All graph-network models use two message-passing steps to match the number of model parameters. For each model type, we choose the random seed with the median performance.

The constraint-based models (C-GNS-GD and C-GNS-FP) as well as Iterative model preserve the shape of the rope and oscillates in sync with the ground-truth simulation.

In Forward GNN model the rope nodes oscillate; the shape of the rope is not preserved. This demonstrates that that 2 message-passing steps is not sufficient for the forward GNN model to solve the rope simulation, but it is enough for constraint-based models.

C-MLP models work well in some rollouts, but the rope falls apart in others.

# Model comparison on Bouncing Balls

Bouncing Balls simulations have 5-10 nodes and 160 time steps.

All graph-network models use one message-passing step to match the number of model parameters. For each model type, we choose the random seed with the median performance.

C-GNS Gradient Descent, Iterative model and Forward GNN all learned the bounce off the walls and other objects. On the Forward GNN one can notice that the model does not account for different masses of the objects (e.g. collision of the orange and brown balls or pink and orange balls in the first rollout). For Iterative GNN, sometimes the balls sometimes overlap before the collision is resolved. For all models, the ball trajectories eventually diverge from the ground truth, demonstrating that it is hard to predict the correct bounce trajectory.

C-GNS Fast Projections, C-MLP Gradient Descent: the collisions between the balls is not handled correctly, the balls pass through each other.

C-MLP Fast Projections: the model learned only the the forward motion and the balls pass through the walls.
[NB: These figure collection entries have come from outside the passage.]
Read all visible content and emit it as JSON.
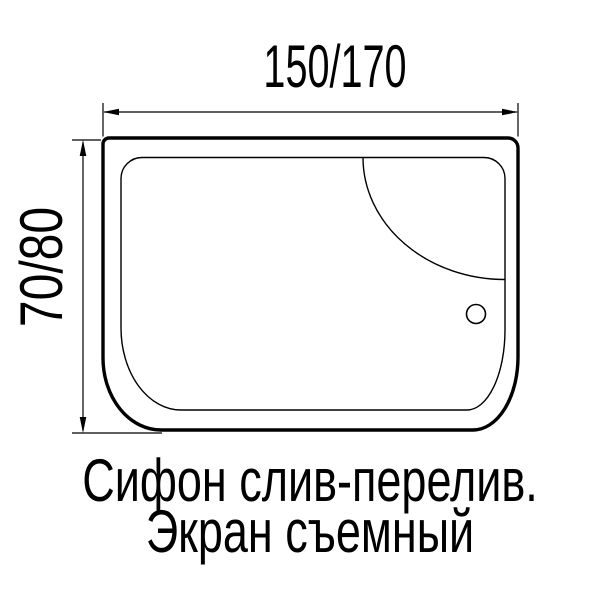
{
  "figure": {
    "type": "bathtub-top-view-dimension-drawing",
    "top_dimension_label": "150/170",
    "side_dimension_label": "70/80",
    "caption": {
      "line1": "Сифон слив-перелив.",
      "line2": "Экран съемный"
    },
    "features": {
      "headrest_arc": "quarter-ellipse-top-right",
      "drain_hole": "small-circle-right-side"
    },
    "colors": {
      "ink": "#000000",
      "background": "#ffffff"
    }
  }
}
# Model comparison on Bouncing Rigids

Bouncing Rigids simulations have 3-6 nodes and 160 time steps.

All graph-network models use one message-passing step to match the number of model parameters. For each model type, we choose the random seed with the median performance.

C-GNS Gradient Descent and the Iterative model preserve the shape of the object and model the bounce off the wall. In Forward GNN with the same number of message-passing layers, predictions the nodes diverge from the original shape.

C-GNS Fast Projection and C-MLP Fast Projection does not preserve neither the shape nor the boundaries of the box. C-MLP Gradient Descent also looses the shape of the rigid structure.

# Model comparison on Box Bath

BoxBath simulation with 64 nodes representing the cube and 960 nodes for the water particles.

The simulation has 150 time points.

All graph-network models use one message-passing step.

C-GNS Gradient Descent and Iterative model adequately model both the fluid and the cube. For C-GNS Fast Projection the predicted fluid motion is not smooth, particularly towards the end of the simulation.

Forward GNN model succeeds in modelling the fluid, but does not preserve the shape of the cube.

# Combining the learned constraints with extra obstacle constraints

The model optimises the sum of the learned constraint and an extra constraint representing the obstacle and produces plausible trajectories. The extra constraint is added at test time only.

The video demonstrates the ground-truth and the model rollout without the additional constraints as well as rollouts with different obstacle constraints.

**Top video**: combining the learned constraint with an additional obstacle constraint and length preservation constraint. The model respects both constraints on the obstacle and the length of rope links and produces the plausible dynamics.

**Bottom video**: combining the learned constraint with the obstacle constraint only. The model modifies the lengths of the rope links to pass around the obstacle.

# Producing more accurate simulations at test time using more solver iterations

**Zero-shot generalization to a larger rope **

The C-GNS-GD model trained on ropes with 5-10 nodes can generalize to a longer rope of 20 nodes.

**More solver iterations at test time**

We take the C-GNS-GD model trained on 5 constraint solver iterations and vary the number of solver iterations at test time. The simulation is closer to ground-truth with more solver iterations.

We used a single C-GNS-GD model trained on ropes with 5-10 nodes with 5 constraint solver iterations for all the visualisations in this section

**Top video**: rollouts on the ropes with 5-10 nodes that the model was trained on.

**Bottom video**: rollouts on the ropes of 20 nodes (>2x longer than during the training)

Grey: ground-truth

Red: model predictions with different number of iterations of the constraint solver at test time.